Una caratteristica fondamentale della carriera di Mickey Rourke spesso non viene evidenziata: la qualità. Preceduto dalla fama di bello e impossibile, di pugile incompiuto, di mostruoso esempio di chirurgia plastica, il ritorno al grande cinema in The Wrestler e la nuova ondata di popolarità dovuta ai Sin City e a I Mercenari hanno rischiato di oscurare la filmografia di un attore che negli anni Ottanta ha avuto il pregio di far convivere un intossicante fascino maschile con interpretazioni spesso tormentate e memorabili. Un esempio? Provate a partire da Rusty il selvaggio di Francis Ford Coppola, dove Rourke è “quello della motocicletta”, figura mitica per il fratello minore Matt Dillon e destinata a una fine drammatica.

Rourke con Matt Dillon in Rusty il selvaggio. Era il 1983.
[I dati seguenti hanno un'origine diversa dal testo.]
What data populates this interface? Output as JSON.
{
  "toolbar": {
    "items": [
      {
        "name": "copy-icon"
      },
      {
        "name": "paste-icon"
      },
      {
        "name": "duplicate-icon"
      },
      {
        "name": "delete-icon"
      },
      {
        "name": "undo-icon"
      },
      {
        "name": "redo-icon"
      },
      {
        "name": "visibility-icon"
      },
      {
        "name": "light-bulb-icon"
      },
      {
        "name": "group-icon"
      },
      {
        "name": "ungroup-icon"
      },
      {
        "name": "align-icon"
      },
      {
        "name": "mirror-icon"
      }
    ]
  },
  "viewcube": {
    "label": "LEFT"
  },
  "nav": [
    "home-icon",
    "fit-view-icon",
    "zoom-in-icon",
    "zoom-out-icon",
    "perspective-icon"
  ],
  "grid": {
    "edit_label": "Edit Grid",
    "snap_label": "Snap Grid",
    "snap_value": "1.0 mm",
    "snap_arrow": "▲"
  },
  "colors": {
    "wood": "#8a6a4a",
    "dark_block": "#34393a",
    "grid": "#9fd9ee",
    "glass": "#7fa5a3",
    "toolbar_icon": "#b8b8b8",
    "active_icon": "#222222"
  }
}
E poi pensate a L’anno del dragone di Michael Cimino, da sempre troppo sottovalutato: un western-noir avanti anni luce, che anticipa i temi della violenza e del melting pot, ribaltando l’immagine di un’America accogliente e inclusiva. E finora nessuno meglio di Rourke è riuscito a indossare tanto bene i panni di Hank Chinaski, alter ego di Charles Bukowski, dedito alla dissoluzione, all’alcol e alle donne, completamente privo di autostima: recuperate Barfly – Moscone da bar di Barbet Schroeder, perché è il primo ruolo che rispecchia l’uomo Mickey, autentico e trasparente al punto che verrebbe da pensare si tratti di un film sul suo privato, dimenticandosi che in realtà è un adattamento autobiografico dell’autore americano.

Con Faye Dunaway in Barfly, 1987.

Riguardate Angel Heart – Ascensore per l’inferno, tra i migliori lavori di Alan Parker, tra Raymond Chandler e l’horror satanico: oggi sembra un’allegoria della parabola autodistruttiva di Rourke. E che dire di Johnny il bello, firmato Walter Hill, dove è un criminale devastato da malformazioni facciali che, con un nuovo volto e una diversa identità, cerca di rifarsi una vita? Ed era solo il 1989, vent’anni prima del film-confessione di Darren Aronofsky. Vogliamo ribadire l’effetto Rourke sul popolo femminile? Date una sbirciata veloce a Nove settimane e mezzo, per avere una vaga idea di quanto eccitasse le fantasie di Kim Basinger, all’epoca una delle donne più belle del pianeta.

Con John Lone ne L’anno del Dragone, capolavoro assoluto. 1985.

L’oblio personale di Rourke degli anni Novanta è noto a tutti, e la ritrovata fama nel terzo millennio forse è un po’ sospetta, a metà strada tra il rispetto per l’icona del passato e il divertimento per il freak. Rivederlo in The Wrestler a testa alta, ma distrutto, affaticato, perdente in quel capolavoro che abbatte le barriere tra finzione e realtà, degno vincitore del Leone d’oro del 2008, sarà sempre un colpo al cuore: «So quello che faccio e questo è l’unico posto dove non mi faccio del male. Al mondo non gliene frega un cazzo di me». «Ma io sono qui, non significa niente per te?». «Questo è il mio mondo. Devo andare».

Con Darren Aronofsky sul set di The Wrestler, 2007.